Guerilla by Laurent Obertone

Guerilla by Laurent Obertone

Auteur:Laurent Obertone [Obertone, Laurent]
La langue: fra
Format: epub
Éditeur: Ring
Publié: 2016-09-22T04:00:00+00:00


Dans le silence un peu consterné des présentateurs, une féministe radicale avait pris la parole.

« Femmes, nous devons faire un choix : soit nous sommes du côté des racistes, et nous continuons à accuser les itinérants de ce que les médias appellent des « violences », soit nous sommes du côté des itinérants, en ce cas nous devons nous émanciper, pour de vrai, en consentant à cet enrichissement qui nous tend les bras.
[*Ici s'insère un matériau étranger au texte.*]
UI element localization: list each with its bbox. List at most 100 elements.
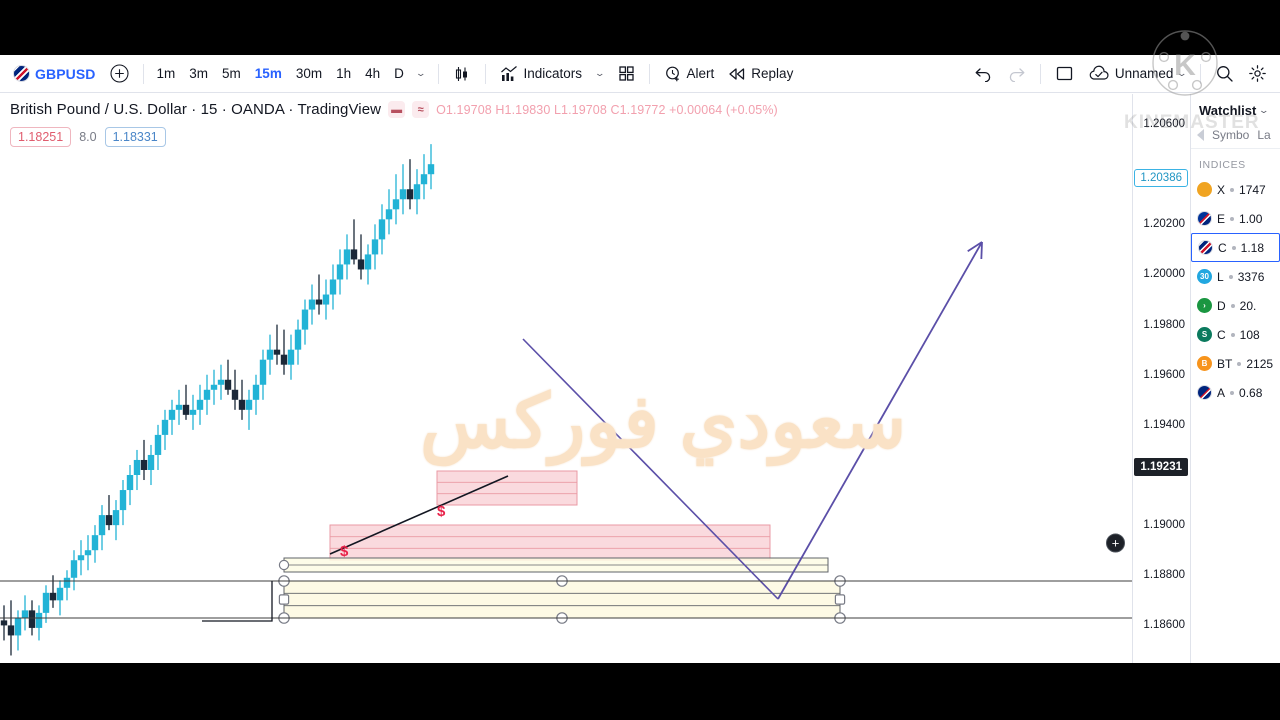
candle: [140, 439, 148, 481]
chevron-down-icon[interactable]: ⌄: [1258, 105, 1269, 116]
symbol-label: GBPUSD: [35, 65, 96, 82]
templates-button[interactable]: [611, 60, 642, 88]
price-tick: 1.19800: [1143, 318, 1185, 331]
market-status-dot: [1230, 390, 1235, 395]
bullish-projection-arrow: [777, 241, 983, 600]
timeframe-more-button[interactable]: ⌄: [410, 60, 432, 88]
watchlist-last-price: 1.00: [1239, 211, 1263, 226]
watchlist-row[interactable]: E 1.00: [1191, 204, 1280, 233]
timeframe-1m[interactable]: 1m: [151, 61, 182, 87]
candle: [252, 374, 260, 415]
timeframe-1h[interactable]: 1h: [330, 61, 357, 87]
candlestick-icon: [453, 65, 471, 83]
candle: [322, 279, 330, 320]
watchlist-last-price: 108: [1239, 327, 1260, 342]
resize-handle: [834, 594, 846, 605]
left-connector-line: [202, 581, 273, 622]
cloud-check-icon: [1088, 65, 1110, 82]
watchlist-symbol: BT: [1217, 356, 1233, 371]
watchlist-row[interactable]: C 1.18: [1191, 233, 1280, 262]
candle: [343, 234, 351, 280]
watchlist-last-price: 2125: [1246, 356, 1274, 371]
gbp-usd-flag-icon: [1198, 240, 1213, 255]
candle: [413, 169, 421, 215]
chart-type-button[interactable]: [446, 60, 478, 88]
watchlist-panel: Watchlist ⌄ Symbo La INDICES X 1747 E 1.00 C…: [1190, 94, 1280, 663]
candle: [287, 334, 295, 380]
indicators-dropdown-button[interactable]: ⌄: [589, 60, 611, 88]
symbol-button[interactable]: GBPUSD: [6, 60, 103, 88]
timeframe-15m[interactable]: 15m: [249, 61, 288, 87]
timeframe-30m[interactable]: 30m: [290, 61, 328, 87]
market-status-dot: [1237, 361, 1242, 366]
chevron-down-icon: ⌄: [594, 68, 606, 78]
candle: [308, 284, 316, 325]
timeframe-3m[interactable]: 3m: [183, 61, 214, 87]
watchlist-symbol: D: [1217, 298, 1226, 313]
candle-layer: [0, 144, 435, 656]
candle: [217, 364, 225, 400]
candle: [189, 394, 197, 430]
column-last[interactable]: La: [1257, 128, 1270, 142]
replay-label: Replay: [751, 66, 794, 81]
undo-arrow-icon: [974, 66, 993, 82]
price-tick: 1.18800: [1143, 569, 1185, 582]
dollar-marker-upper: $: [437, 503, 446, 520]
candle: [392, 174, 400, 225]
dow-30-icon: 30: [1197, 269, 1212, 284]
watchlist-row[interactable]: X 1747: [1191, 175, 1280, 204]
selection-handles-thin: [278, 559, 290, 571]
candle: [210, 369, 218, 405]
candle: [175, 389, 183, 425]
add-alert-plus-icon[interactable]: +: [1106, 533, 1125, 553]
price-scale[interactable]: 1.20600 1.20200 1.20000 1.19800 1.19600 1.194…: [1132, 94, 1190, 663]
redo-button[interactable]: [1000, 60, 1033, 88]
watchlist-column-header: Symbo La: [1191, 124, 1280, 149]
candle: [42, 585, 50, 623]
candle: [133, 449, 141, 491]
alarm-clock-plus-icon: [664, 65, 682, 83]
timeframe-D[interactable]: D: [388, 61, 410, 87]
candle: [231, 369, 239, 410]
chart-canvas[interactable]: سعودي فوركس $ $: [0, 94, 1132, 663]
candle: [273, 324, 281, 365]
candle: [14, 610, 22, 651]
alert-button[interactable]: Alert: [657, 60, 722, 88]
timeframe-4h[interactable]: 4h: [359, 61, 386, 87]
watchlist-row[interactable]: › D 20.: [1191, 291, 1280, 320]
toolbar-divider: [485, 63, 487, 84]
candle: [406, 159, 414, 210]
toolbar-divider: [438, 63, 440, 84]
settings-button[interactable]: [1241, 60, 1274, 88]
plus-circle-icon: [109, 64, 129, 83]
candle: [49, 575, 57, 608]
watchlist-symbol: C: [1217, 327, 1226, 342]
column-symbol[interactable]: Symbo: [1212, 128, 1249, 142]
grid-templates-icon: [618, 65, 635, 82]
watchlist-row[interactable]: B BT 2125: [1191, 349, 1280, 378]
price-tick: 1.20000: [1143, 268, 1185, 281]
dollar-index-icon: S: [1197, 327, 1212, 342]
candle: [84, 535, 92, 571]
market-status-dot: [1230, 303, 1235, 308]
timeframe-5m[interactable]: 5m: [216, 61, 247, 87]
watchlist-row[interactable]: A 0.68: [1191, 378, 1280, 407]
collapse-panel-icon[interactable]: [1197, 129, 1204, 141]
watchlist-row[interactable]: S C 108: [1191, 320, 1280, 349]
candle: [224, 359, 232, 395]
price-tick: 1.18600: [1143, 619, 1185, 632]
replay-button[interactable]: Replay: [721, 60, 800, 88]
top-letterbox-bar: [0, 0, 1280, 55]
market-status-dot: [1231, 245, 1236, 250]
top-toolbar: GBPUSD 1m 3m 5m 15m 30m 1h 4h D ⌄ Indica…: [0, 55, 1280, 93]
layout-button[interactable]: [1048, 60, 1081, 88]
watchlist-row[interactable]: 30 L 3376: [1191, 262, 1280, 291]
candle: [0, 605, 8, 641]
add-symbol-button[interactable]: [103, 60, 136, 88]
undo-button[interactable]: [967, 60, 1000, 88]
gear-icon: [1248, 64, 1267, 83]
candle: [266, 334, 274, 375]
indicators-button[interactable]: Indicators: [493, 60, 589, 88]
candle: [119, 480, 127, 526]
candle: [56, 580, 64, 616]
Je vais le dire très franchement, mes sœurs, j’en ai assez de votre petite frilosité bourgeoise et coincée ! Assez de beaux discours ! Ouvrons nos cœurs et nos cuisses à l’Autre ! Voilà la véritable acceptation, le véritable geste d’amour ! La véritable révolution ! »

Après un moment de flottement, on donna la parole à un chercheur de Human Rights Watch, qui expliqua qu’au cours de ces trente dernières années, au moins huit faits « suspects » pouvaient s’apparenter à des bavures policières, ce qui lui semblait « considérable ».

Pour les experts, les attaques terroristes étaient officiellement « gestes de désespérés », et non plus de « déséquilibrés », autant de fous ne pouvant se manifester d’un seul coup. On parlait de « troubles de la conciliation », de citoyens « sous le choc », et du temps qu’il faudrait pour rabibocher la France enrichissante et poignardée, et l’autre, la salope décadente, oppressive et fermée. Jamais le désastre n’avait à ce point empli le petit écran.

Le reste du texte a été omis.